Transaction processing in the web services world is hindered by a few issues. SOA applications are being used to automate complicated business activities involving highly distributed parties. SOA is usually implemented over a protocol (HTTP) that does not maintain an open connection increasing network latency and contributing to longer running transactions. Also, there is a lesser degree of trust between participants. These factors tend not to be handled well by traditional TP techniques.

Under some circumstances, the ACID properties may be impractical and applications may have to make due with looser sets of guarantees. It seems (from what I was able to Google up) that current practice is to keep service granularity larger than that of the transaction. The web service wraps a transactional resource rather than the transaction spanning multiple web services. This approach avoids the costly overhead of coordinated widely distributed transactions. Nonetheless, standards for transactional web services are struggling to mature.[IBM]

Software Architecture with Transactions

Transaction management facilities come packaged with application servers, database engines, and as a completely separate component. Using the transaction management built into a database is a common choice, based on simplicity of programming and the performance advantage of coordinating transactions close to the data. Other options certainly exist.

For certain problems, message queuing can offer a superior alternative to distributed transactions. The advantage is that messaging removes the need for one program to wait on the other as happens during two-phase commit. Message queuing between two applications might be thought of as a looser form of coupling than participating in a distributed transaction.

At times, language or OS level concurrency techniques like semaphores, pthreads, or Java's synchronized keyword can be substituted for transactions. These techniques can enforce isolation for transient in-memory objects, which, though short of the ACID properties, is often enough.

Two outliers of the transaction processing world are distributed objects (CORBA) and tuple spaces (ex. Linda or JavaSpaces). CORBA seems to have fallen off the map since its heyday in the late 90's, while JavaSpaces suffers from its single-platform orientation. While a niche player, JavaSpaces and its underlying technology, Jini, embody ideas that may well be ahead of their time.

TP techniques are not without limitations. Long running transactions are problematic due to lock holding. Cooperative protocols, like 2PC, require a certain degree of trust among participants in a transaction. ACID transactions work best for short-lived activities involving resources under local control. For longer running workflow-like scenarios, other options are currently being mapped out: (BPEL, J2EE Activity Service).
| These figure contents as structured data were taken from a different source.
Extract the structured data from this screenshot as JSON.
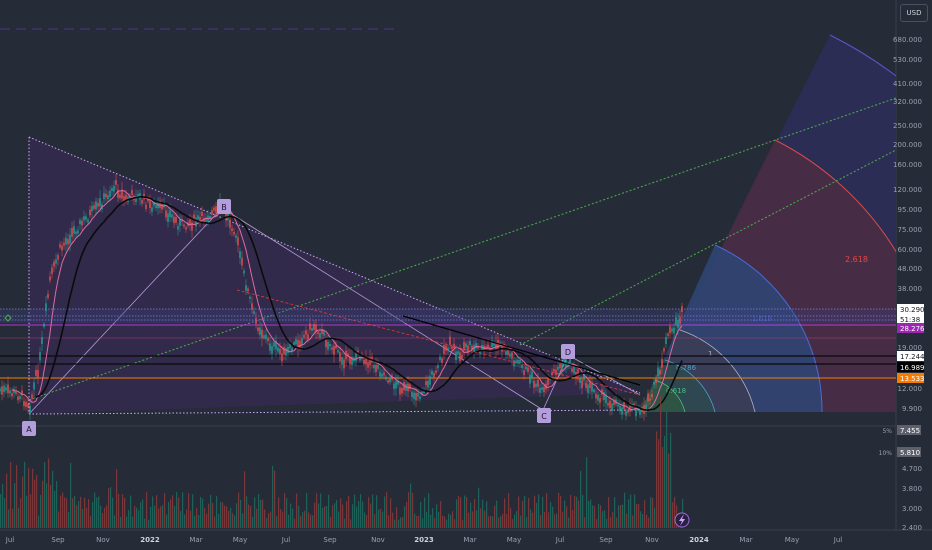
{
  "header": {
    "currency_button": "USD"
  },
  "chart_data": {
    "type": "line",
    "title": "",
    "price_scale": "log",
    "y_ticks": [
      "680.000",
      "530.000",
      "410.000",
      "320.000",
      "250.000",
      "200.000",
      "160.000",
      "120.000",
      "95.000",
      "75.000",
      "60.000",
      "48.000",
      "38.000",
      "30.000",
      "24.000",
      "19.000",
      "15.000",
      "12.000",
      "9.900",
      "4.700",
      "3.800",
      "3.000",
      "2.400"
    ],
    "x_ticks": [
      {
        "label": "Jul",
        "bold": false
      },
      {
        "label": "Sep",
        "bold": false
      },
      {
        "label": "Nov",
        "bold": false
      },
      {
        "label": "2022",
        "bold": true
      },
      {
        "label": "Mar",
        "bold": false
      },
      {
        "label": "May",
        "bold": false
      },
      {
        "label": "Jul",
        "bold": false
      },
      {
        "label": "Sep",
        "bold": false
      },
      {
        "label": "Nov",
        "bold": false
      },
      {
        "label": "2023",
        "bold": true
      },
      {
        "label": "Mar",
        "bold": false
      },
      {
        "label": "May",
        "bold": false
      },
      {
        "label": "Jul",
        "bold": false
      },
      {
        "label": "Sep",
        "bold": false
      },
      {
        "label": "Nov",
        "bold": false
      },
      {
        "label": "2024",
        "bold": true
      },
      {
        "label": "Mar",
        "bold": false
      },
      {
        "label": "May",
        "bold": false
      },
      {
        "label": "Jul",
        "bold": false
      }
    ],
    "price_labels": [
      {
        "text": "30.290",
        "color": "#ffffff",
        "text_color": "#131722"
      },
      {
        "text": "51:38",
        "color": "#ffffff",
        "text_color": "#131722"
      },
      {
        "text": "28.276",
        "color": "#9c27b0",
        "text_color": "#ffffff"
      },
      {
        "text": "17.244",
        "color": "#ffffff",
        "text_color": "#131722"
      },
      {
        "text": "16.989",
        "color": "#000000",
        "text_color": "#ffffff"
      },
      {
        "text": "13.533",
        "color": "#f57c00",
        "text_color": "#ffffff"
      }
    ],
    "indicator_labels": [
      {
        "pct": "5%",
        "value": "7.455"
      },
      {
        "pct": "10%",
        "value": "5.810"
      }
    ],
    "pattern_points": [
      "A",
      "B",
      "C",
      "D"
    ],
    "fib_labels": [
      "2.618",
      "1.618",
      "1",
      "0.786",
      "0.618"
    ]
  }
}
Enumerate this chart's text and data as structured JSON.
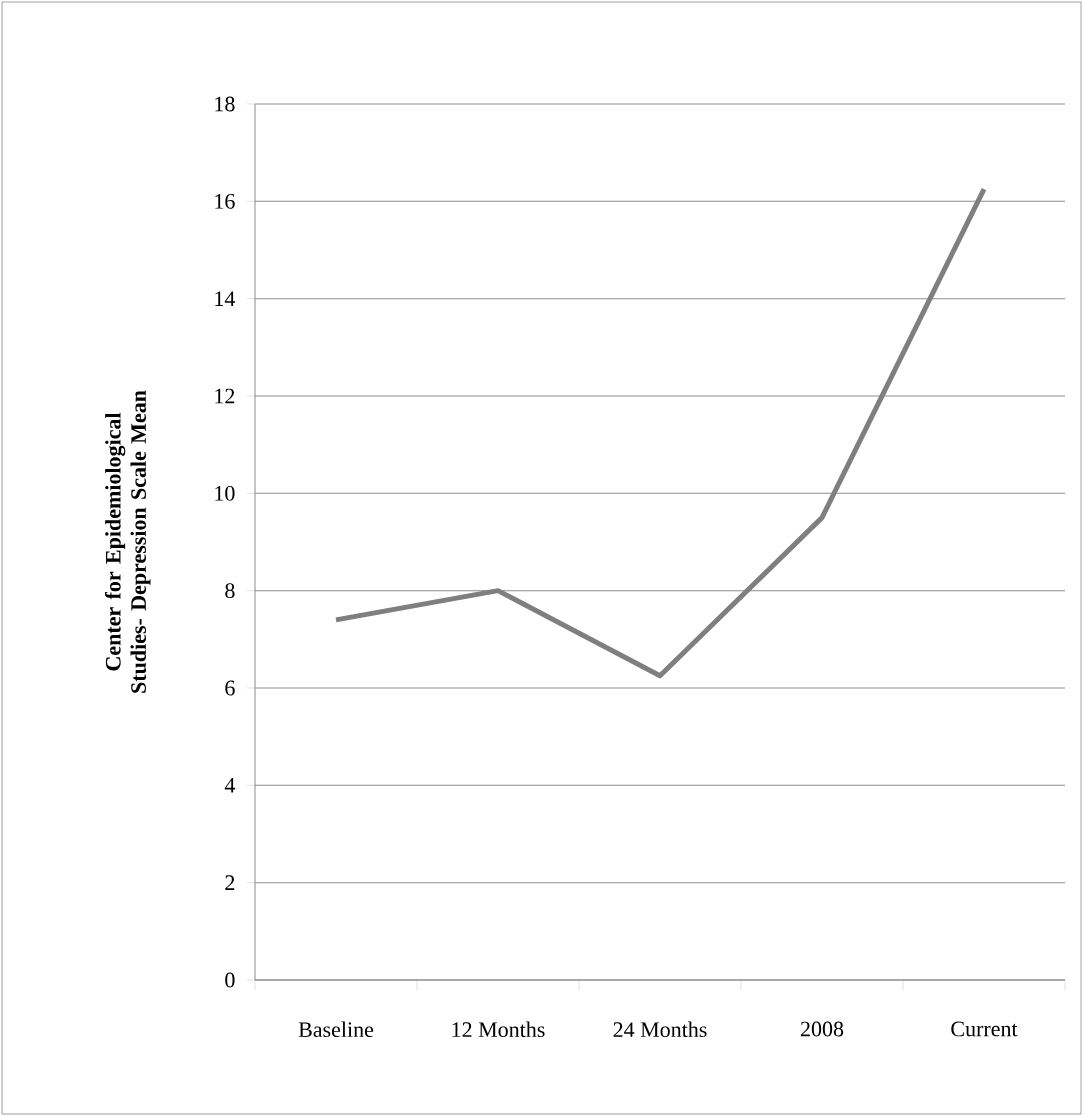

Tips for writing efficient transactions

• reduce time spent holding locks
• reduce transaction execution time
• set locks later in the transaction
• split up long running transactions into series of short lived transactions
• turn off autocommit and do explicit commits
• avoid performing slow operations like user input in a transaction
• be aware of the effects of lock granularity
• be aware of the effects of "hot" (frequently updated) data items

Conclusion

Transaction processing is a powerful and well established model. As application developers, a little insight into the mechanisms involved will allow us to develop efficient software on transactional platforms. As architects, we will be better able to design systems that leverage transactional capabilities offered by "enterprise" infrastructure software.

Concurrency is becoming a more important tool for application developers.[Sutter] Effective use of concurrency is a key to scalability and performance. One of the easiest and safest ways to exploit concurrency is to use the transaction processing capabilities built into database engines and application servers.

Transaction processing has been the context for the discovery of some deep theoretical results in concurrency. The theory and principles of transactions are being increasingly applied in new ways and in areas outside of their traditional uses.